Part II Number Fields, Lent 2025

This page contains information for students taking my lectures on Number Fields in Lent 2025. The best way to contact me outside lectures is by email: pv270@dpmms.cam.ac.uk. (I do not monitor Moodle.)

Lecture notes are available here. (Last updated: 20 March 2025.) The notes will be updated in the course of the term. Please check back, and see the changelog below.

Example sheets:

• First example sheet. (4 February 2024.)
• Second example sheet. (19 February 2024.)
• Third example sheet. (3 March 2024.)

Lecture recordings are available via Panopto. However, I expect that most students will find the notes more useful.

Changelogs

Notes

• Version of 19 January 2025: Contains only the first lecture. More to come soon.
• Version of 28 January 2025: Made some minor improvements to the notation in Section 1. Added Sections 2-3 that cover the ring of integers and its additive structure.
• Version of 31 January 2025: Improved the presentation around what is now Lemma 15. Two minor improvements to the presentation in Section 3. (Previous version was correct.)
• Version of 5 February 2025: Added Section 4 (unique factorization of ideals).
• Version of 19 February 2025: Added Sections 5 and 6 (norms of ideals and ideals in field extensions).
• Version of 2 March 2025: Added Sections 7 and first half of 8 (class group and units).
• Version of 10 March 2025: Added Sections 8 and 9 (Dirichlet's unit theorem and Cyclotomic fields with application to FLT).
• Version of 20 March 2025: Some minor improvements of the presentation and some typos corrected.
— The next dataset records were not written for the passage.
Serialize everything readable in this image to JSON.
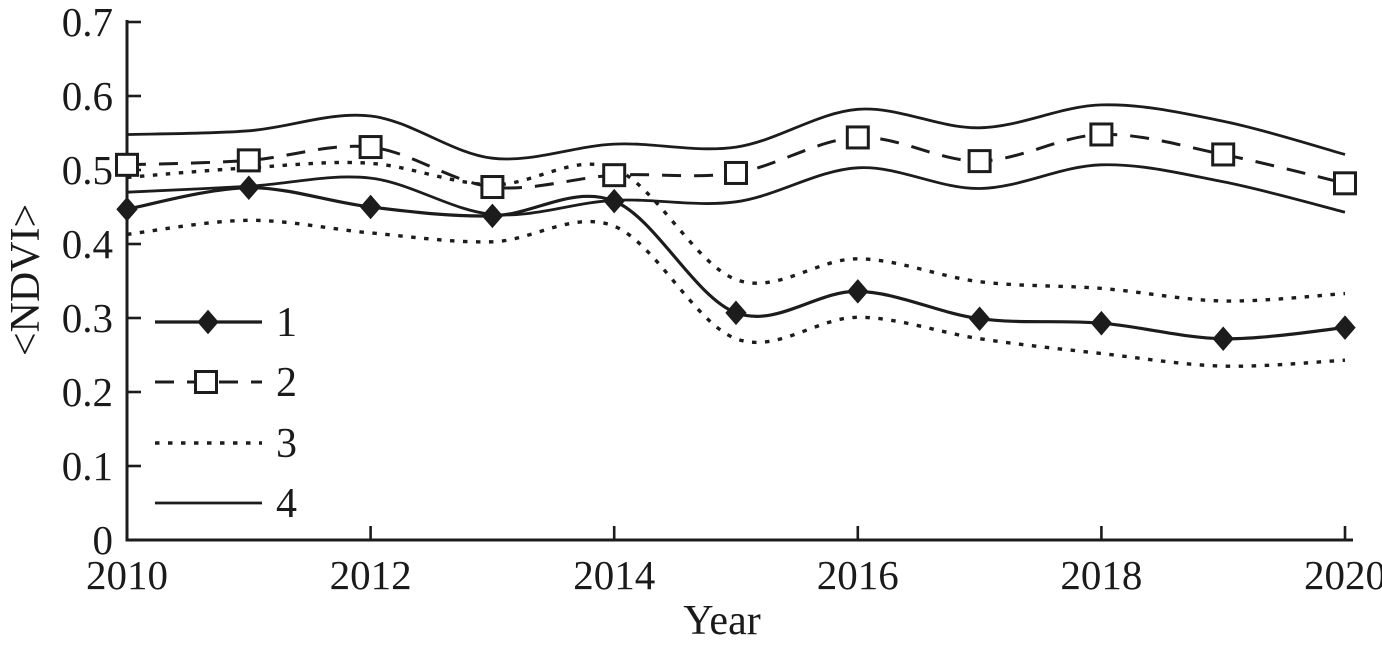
{
  "figure": {
    "y_axis_label": "<NDVI>",
    "x_axis_label": "Year"
  },
  "chart_data": {
    "type": "line",
    "title": "",
    "xlabel": "Year",
    "ylabel": "<NDVI>",
    "xlim": [
      2010,
      2020
    ],
    "ylim": [
      0,
      0.7
    ],
    "grid": false,
    "legend_position": "inside-lower-left",
    "x": [
      2010,
      2011,
      2012,
      2013,
      2014,
      2015,
      2016,
      2017,
      2018,
      2019,
      2020
    ],
    "x_tick_labels": [
      "2010",
      "2012",
      "2014",
      "2016",
      "2018",
      "2020"
    ],
    "y_tick_labels": [
      "0",
      "0.1",
      "0.2",
      "0.3",
      "0.4",
      "0.5",
      "0.6",
      "0.7"
    ],
    "y_tick_values": [
      0,
      0.1,
      0.2,
      0.3,
      0.4,
      0.5,
      0.6,
      0.7
    ],
    "series": [
      {
        "name": "1",
        "line": "solid",
        "marker": "filled-diamond",
        "values": [
          0.447,
          0.476,
          0.45,
          0.438,
          0.458,
          0.307,
          0.336,
          0.299,
          0.293,
          0.272,
          0.287
        ]
      },
      {
        "name": "2",
        "line": "dashed",
        "marker": "open-square",
        "values": [
          0.507,
          0.513,
          0.531,
          0.477,
          0.493,
          0.496,
          0.544,
          0.512,
          0.548,
          0.521,
          0.482
        ]
      },
      {
        "name": "3",
        "line": "dotted",
        "marker": "none",
        "band": true,
        "upper": [
          0.49,
          0.503,
          0.509,
          0.48,
          0.502,
          0.352,
          0.38,
          0.349,
          0.34,
          0.323,
          0.333
        ],
        "lower": [
          0.413,
          0.432,
          0.415,
          0.403,
          0.424,
          0.272,
          0.301,
          0.272,
          0.252,
          0.235,
          0.243
        ]
      },
      {
        "name": "4",
        "line": "solid",
        "marker": "none",
        "band": true,
        "upper": [
          0.548,
          0.553,
          0.573,
          0.516,
          0.535,
          0.531,
          0.582,
          0.557,
          0.588,
          0.566,
          0.521
        ],
        "lower": [
          0.47,
          0.478,
          0.489,
          0.44,
          0.459,
          0.457,
          0.503,
          0.475,
          0.507,
          0.484,
          0.443
        ]
      }
    ],
    "colors": {
      "line": "#1c1c1c",
      "background": "#ffffff"
    }
  }
}
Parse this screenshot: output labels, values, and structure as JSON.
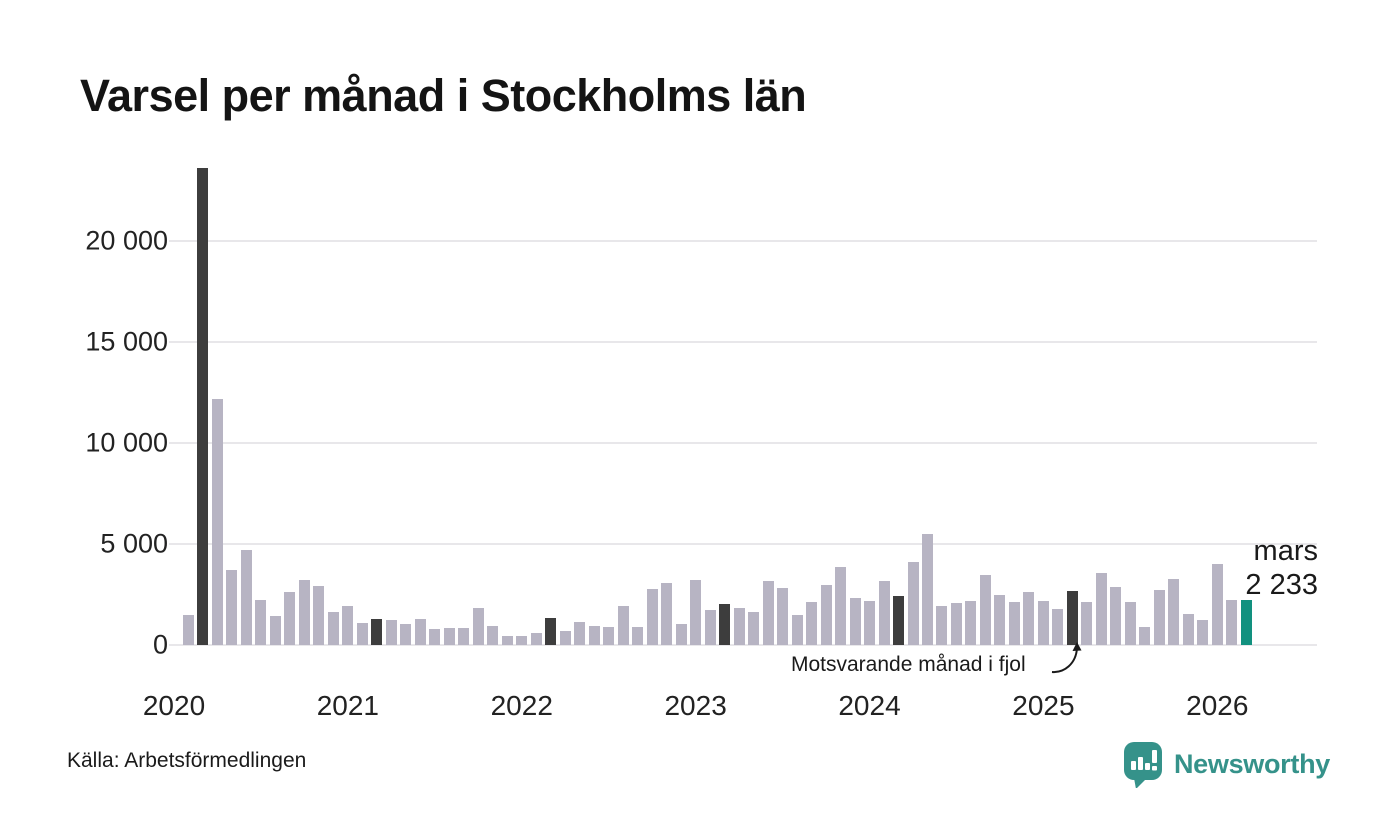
{
  "title": "Varsel per månad i Stockholms län",
  "source": "Källa: Arbetsförmedlingen",
  "brand": {
    "name": "Newsworthy",
    "color": "#35928a"
  },
  "annotation": {
    "text": "Motsvarande månad i fjol",
    "points_to_month": "2025-03"
  },
  "current_label": {
    "line1": "mars",
    "line2": "2 233"
  },
  "colors": {
    "bar_normal": "#b7b4c3",
    "bar_last_year_month": "#3d3d3d",
    "bar_current": "#12917f",
    "gridline": "#e8e7ea",
    "text": "#1a1a1a"
  },
  "chart_data": {
    "type": "bar",
    "title": "Varsel per månad i Stockholms län",
    "xlabel": "",
    "ylabel": "",
    "ylim": [
      0,
      24500
    ],
    "grid": true,
    "yticks": [
      {
        "value": 0,
        "label": "0"
      },
      {
        "value": 5000,
        "label": "5 000"
      },
      {
        "value": 10000,
        "label": "10 000"
      },
      {
        "value": 15000,
        "label": "15 000"
      },
      {
        "value": 20000,
        "label": "20 000"
      }
    ],
    "year_ticks": [
      "2020",
      "2021",
      "2022",
      "2023",
      "2024",
      "2025",
      "2026"
    ],
    "legend_note": "dark bars = same month in previous years (March), teal bar = current month (March 2026)",
    "current_point": {
      "month": "2026-03",
      "label": "mars",
      "value": 2233,
      "value_label": "2 233"
    },
    "points": [
      {
        "month": "2020-02",
        "value": 1500,
        "kind": "normal"
      },
      {
        "month": "2020-03",
        "value": 23600,
        "kind": "last-year-month"
      },
      {
        "month": "2020-04",
        "value": 12200,
        "kind": "normal"
      },
      {
        "month": "2020-05",
        "value": 3700,
        "kind": "normal"
      },
      {
        "month": "2020-06",
        "value": 4700,
        "kind": "normal"
      },
      {
        "month": "2020-07",
        "value": 2250,
        "kind": "normal"
      },
      {
        "month": "2020-08",
        "value": 1450,
        "kind": "normal"
      },
      {
        "month": "2020-09",
        "value": 2600,
        "kind": "normal"
      },
      {
        "month": "2020-10",
        "value": 3200,
        "kind": "normal"
      },
      {
        "month": "2020-11",
        "value": 2900,
        "kind": "normal"
      },
      {
        "month": "2020-12",
        "value": 1650,
        "kind": "normal"
      },
      {
        "month": "2021-01",
        "value": 1950,
        "kind": "normal"
      },
      {
        "month": "2021-02",
        "value": 1100,
        "kind": "normal"
      },
      {
        "month": "2021-03",
        "value": 1300,
        "kind": "last-year-month"
      },
      {
        "month": "2021-04",
        "value": 1250,
        "kind": "normal"
      },
      {
        "month": "2021-05",
        "value": 1050,
        "kind": "normal"
      },
      {
        "month": "2021-06",
        "value": 1300,
        "kind": "normal"
      },
      {
        "month": "2021-07",
        "value": 800,
        "kind": "normal"
      },
      {
        "month": "2021-08",
        "value": 850,
        "kind": "normal"
      },
      {
        "month": "2021-09",
        "value": 850,
        "kind": "normal"
      },
      {
        "month": "2021-10",
        "value": 1850,
        "kind": "normal"
      },
      {
        "month": "2021-11",
        "value": 950,
        "kind": "normal"
      },
      {
        "month": "2021-12",
        "value": 450,
        "kind": "normal"
      },
      {
        "month": "2022-01",
        "value": 450,
        "kind": "normal"
      },
      {
        "month": "2022-02",
        "value": 600,
        "kind": "normal"
      },
      {
        "month": "2022-03",
        "value": 1350,
        "kind": "last-year-month"
      },
      {
        "month": "2022-04",
        "value": 700,
        "kind": "normal"
      },
      {
        "month": "2022-05",
        "value": 1150,
        "kind": "normal"
      },
      {
        "month": "2022-06",
        "value": 950,
        "kind": "normal"
      },
      {
        "month": "2022-07",
        "value": 900,
        "kind": "normal"
      },
      {
        "month": "2022-08",
        "value": 1950,
        "kind": "normal"
      },
      {
        "month": "2022-09",
        "value": 900,
        "kind": "normal"
      },
      {
        "month": "2022-10",
        "value": 2750,
        "kind": "normal"
      },
      {
        "month": "2022-11",
        "value": 3050,
        "kind": "normal"
      },
      {
        "month": "2022-12",
        "value": 1050,
        "kind": "normal"
      },
      {
        "month": "2023-01",
        "value": 3200,
        "kind": "normal"
      },
      {
        "month": "2023-02",
        "value": 1750,
        "kind": "normal"
      },
      {
        "month": "2023-03",
        "value": 2050,
        "kind": "last-year-month"
      },
      {
        "month": "2023-04",
        "value": 1850,
        "kind": "normal"
      },
      {
        "month": "2023-05",
        "value": 1650,
        "kind": "normal"
      },
      {
        "month": "2023-06",
        "value": 3150,
        "kind": "normal"
      },
      {
        "month": "2023-07",
        "value": 2800,
        "kind": "normal"
      },
      {
        "month": "2023-08",
        "value": 1500,
        "kind": "normal"
      },
      {
        "month": "2023-09",
        "value": 2150,
        "kind": "normal"
      },
      {
        "month": "2023-10",
        "value": 2950,
        "kind": "normal"
      },
      {
        "month": "2023-11",
        "value": 3850,
        "kind": "normal"
      },
      {
        "month": "2023-12",
        "value": 2350,
        "kind": "normal"
      },
      {
        "month": "2024-01",
        "value": 2200,
        "kind": "normal"
      },
      {
        "month": "2024-02",
        "value": 3150,
        "kind": "normal"
      },
      {
        "month": "2024-03",
        "value": 2450,
        "kind": "last-year-month"
      },
      {
        "month": "2024-04",
        "value": 4100,
        "kind": "normal"
      },
      {
        "month": "2024-05",
        "value": 5500,
        "kind": "normal"
      },
      {
        "month": "2024-06",
        "value": 1950,
        "kind": "normal"
      },
      {
        "month": "2024-07",
        "value": 2100,
        "kind": "normal"
      },
      {
        "month": "2024-08",
        "value": 2200,
        "kind": "normal"
      },
      {
        "month": "2024-09",
        "value": 3450,
        "kind": "normal"
      },
      {
        "month": "2024-10",
        "value": 2500,
        "kind": "normal"
      },
      {
        "month": "2024-11",
        "value": 2150,
        "kind": "normal"
      },
      {
        "month": "2024-12",
        "value": 2600,
        "kind": "normal"
      },
      {
        "month": "2025-01",
        "value": 2200,
        "kind": "normal"
      },
      {
        "month": "2025-02",
        "value": 1800,
        "kind": "normal"
      },
      {
        "month": "2025-03",
        "value": 2650,
        "kind": "last-year-month"
      },
      {
        "month": "2025-04",
        "value": 2150,
        "kind": "normal"
      },
      {
        "month": "2025-05",
        "value": 3550,
        "kind": "normal"
      },
      {
        "month": "2025-06",
        "value": 2850,
        "kind": "normal"
      },
      {
        "month": "2025-07",
        "value": 2150,
        "kind": "normal"
      },
      {
        "month": "2025-08",
        "value": 900,
        "kind": "normal"
      },
      {
        "month": "2025-09",
        "value": 2700,
        "kind": "normal"
      },
      {
        "month": "2025-10",
        "value": 3250,
        "kind": "normal"
      },
      {
        "month": "2025-11",
        "value": 1550,
        "kind": "normal"
      },
      {
        "month": "2025-12",
        "value": 1250,
        "kind": "normal"
      },
      {
        "month": "2026-01",
        "value": 4000,
        "kind": "normal"
      },
      {
        "month": "2026-02",
        "value": 2250,
        "kind": "normal"
      },
      {
        "month": "2026-03",
        "value": 2233,
        "kind": "current"
      }
    ]
  }
}
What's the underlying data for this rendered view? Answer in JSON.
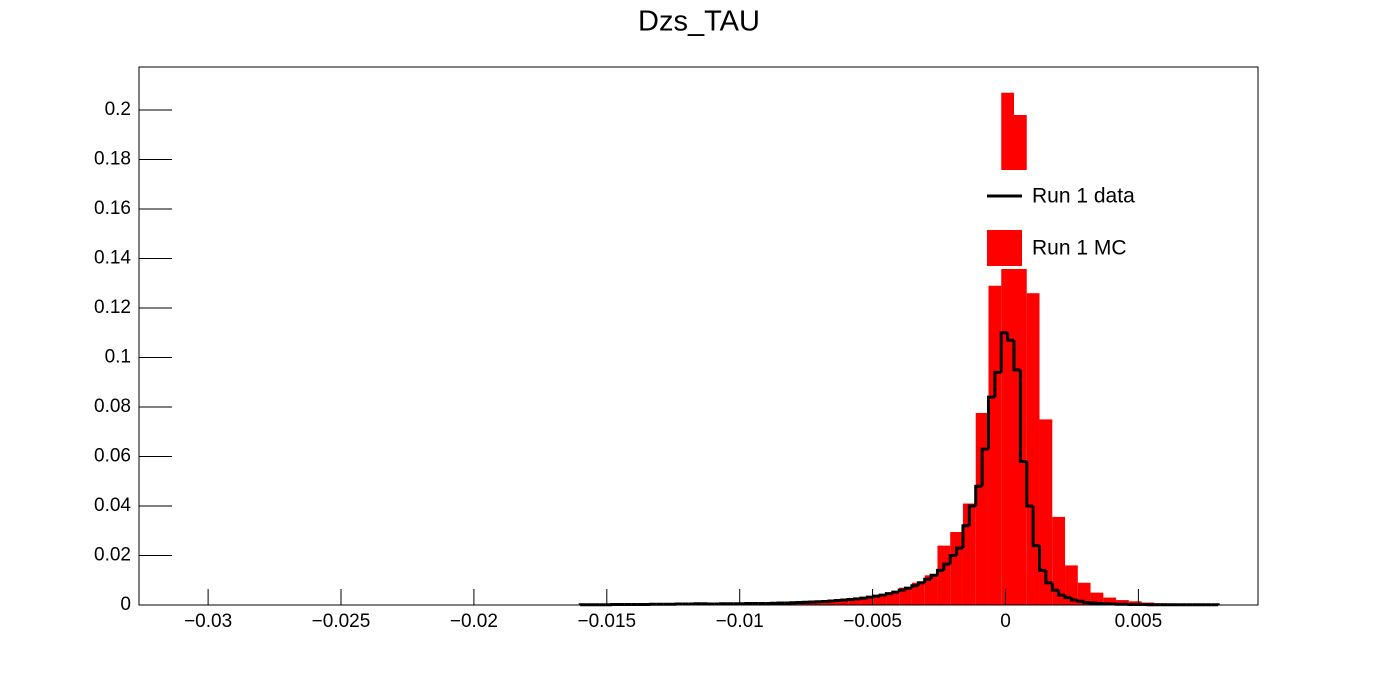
{
  "chart_data": {
    "type": "histogram",
    "title": "Dzs_TAU",
    "xlim": [
      -0.0326,
      0.0095
    ],
    "ylim": [
      0,
      0.2174
    ],
    "xticks": [
      {
        "value": -0.03,
        "label": "−0.03"
      },
      {
        "value": -0.025,
        "label": "−0.025"
      },
      {
        "value": -0.02,
        "label": "−0.02"
      },
      {
        "value": -0.015,
        "label": "−0.015"
      },
      {
        "value": -0.01,
        "label": "−0.01"
      },
      {
        "value": -0.005,
        "label": "−0.005"
      },
      0,
      0.005
    ],
    "yticks": [
      0,
      0.02,
      0.04,
      0.06,
      0.08,
      0.1,
      0.12,
      0.14,
      0.16,
      0.18,
      0.2
    ],
    "legend": "top-right",
    "series": [
      {
        "name": "Run 1 data",
        "color": "#000000",
        "style": "step",
        "bins": [
          -0.016,
          -0.01576,
          -0.01552,
          -0.01528,
          -0.01504,
          -0.0148,
          -0.01456,
          -0.01432,
          -0.01408,
          -0.01384,
          -0.0136,
          -0.01336,
          -0.01312,
          -0.01288,
          -0.01264,
          -0.0124,
          -0.01216,
          -0.01192,
          -0.01168,
          -0.01144,
          -0.0112,
          -0.01096,
          -0.01072,
          -0.01048,
          -0.01024,
          -0.01,
          -0.00976,
          -0.00952,
          -0.00928,
          -0.00904,
          -0.0088,
          -0.00856,
          -0.00832,
          -0.00808,
          -0.00784,
          -0.0076,
          -0.00736,
          -0.00712,
          -0.00688,
          -0.00664,
          -0.0064,
          -0.00616,
          -0.00592,
          -0.00568,
          -0.00544,
          -0.0052,
          -0.00496,
          -0.00472,
          -0.00448,
          -0.00424,
          -0.004,
          -0.00376,
          -0.00352,
          -0.00328,
          -0.00304,
          -0.0028,
          -0.00256,
          -0.00232,
          -0.00208,
          -0.00184,
          -0.0016,
          -0.00136,
          -0.00112,
          -0.00088,
          -0.00064,
          -0.0004,
          -0.00016,
          8e-05,
          0.00032,
          0.00056,
          0.0008,
          0.00104,
          0.00128,
          0.00152,
          0.00176,
          0.002,
          0.00224,
          0.00248,
          0.00272,
          0.00296,
          0.0032,
          0.00344,
          0.00368,
          0.00392,
          0.00416,
          0.0044,
          0.00464,
          0.00488,
          0.00512,
          0.00536,
          0.0056,
          0.00584,
          0.00608,
          0.00632,
          0.00656,
          0.0068,
          0.00704,
          0.00728,
          0.00752,
          0.00776,
          0.008
        ],
        "values": [
          0.0001,
          0.0001,
          0.0001,
          0.0001,
          0.0001,
          0.0002,
          0.0002,
          0.0002,
          0.0002,
          0.0002,
          0.0002,
          0.0003,
          0.0003,
          0.0003,
          0.0003,
          0.0004,
          0.0004,
          0.0004,
          0.0005,
          0.0005,
          0.0004,
          0.0004,
          0.0005,
          0.0005,
          0.0005,
          0.0005,
          0.0006,
          0.0006,
          0.0006,
          0.0006,
          0.0007,
          0.0008,
          0.0008,
          0.0009,
          0.001,
          0.0011,
          0.0012,
          0.0013,
          0.0014,
          0.0016,
          0.0018,
          0.002,
          0.0022,
          0.0025,
          0.0028,
          0.0032,
          0.0036,
          0.004,
          0.0046,
          0.0052,
          0.006,
          0.0068,
          0.0078,
          0.009,
          0.0104,
          0.012,
          0.014,
          0.0165,
          0.02,
          0.023,
          0.032,
          0.04,
          0.048,
          0.063,
          0.084,
          0.094,
          0.11,
          0.107,
          0.095,
          0.058,
          0.04,
          0.024,
          0.014,
          0.009,
          0.006,
          0.004,
          0.003,
          0.002,
          0.0015,
          0.001,
          0.0008,
          0.0006,
          0.0005,
          0.0004,
          0.0003,
          0.0003,
          0.0002,
          0.0002,
          0.0002,
          0.0001,
          0.0001,
          0.0001,
          0.0001,
          0.0001,
          0.0001,
          0.0001,
          0.0001,
          0.0001,
          0.0001,
          0.0001
        ]
      },
      {
        "name": "Run 1 MC",
        "color": "#ff0000",
        "style": "fill",
        "bins": [
          -0.016,
          -0.01552,
          -0.01504,
          -0.01456,
          -0.01408,
          -0.0136,
          -0.01312,
          -0.01264,
          -0.01216,
          -0.01168,
          -0.0112,
          -0.01072,
          -0.01024,
          -0.00976,
          -0.00928,
          -0.0088,
          -0.00832,
          -0.00784,
          -0.00736,
          -0.00688,
          -0.0064,
          -0.00592,
          -0.00544,
          -0.00496,
          -0.00448,
          -0.004,
          -0.00352,
          -0.00304,
          -0.00256,
          -0.00208,
          -0.0016,
          -0.00112,
          -0.00064,
          -0.00016,
          0.00032,
          0.0008,
          0.00128,
          0.00176,
          0.00224,
          0.00272,
          0.0032,
          0.00368,
          0.00416,
          0.00464,
          0.00512,
          0.0056,
          0.00608,
          0.00656,
          0.00704,
          0.00752,
          0.008
        ],
        "values": [
          0,
          0,
          0,
          0,
          0,
          0,
          0,
          0,
          0.0001,
          0.0001,
          0.0002,
          0.0002,
          0.0003,
          0.0003,
          0.0005,
          0.0006,
          0.0008,
          0.001,
          0.0013,
          0.0016,
          0.002,
          0.0025,
          0.003,
          0.004,
          0.005,
          0.007,
          0.009,
          0.012,
          0.024,
          0.0295,
          0.041,
          0.0776,
          0.129,
          0.207,
          0.198,
          0.126,
          0.075,
          0.0356,
          0.016,
          0.009,
          0.005,
          0.003,
          0.002,
          0.0015,
          0.001,
          0.0007,
          0.0005,
          0.0003,
          0.0002,
          0.0001
        ]
      }
    ]
  }
}
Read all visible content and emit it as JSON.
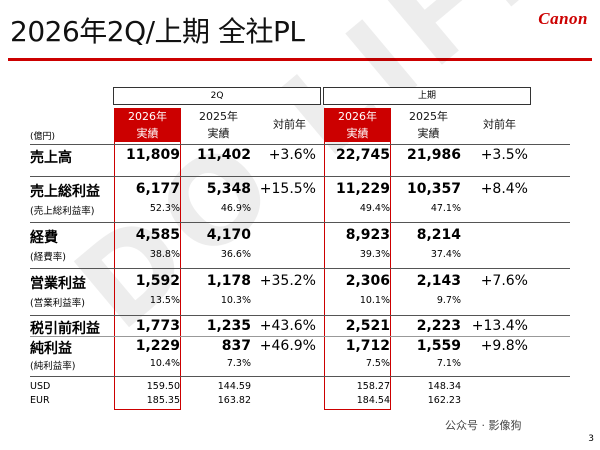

These include: a paragraph in Section 4 about why working with the ring of integers is important, an explanation about extending the defining property of prime ideals to ideals on page 18, the proof of Theorem 35 is now given as Noetherian induction, the discussion in the beginning of Section 6 has been extended to fractional ideals, a brief explanation after Theorem 85 why the two descriptions of roots of unity are the same.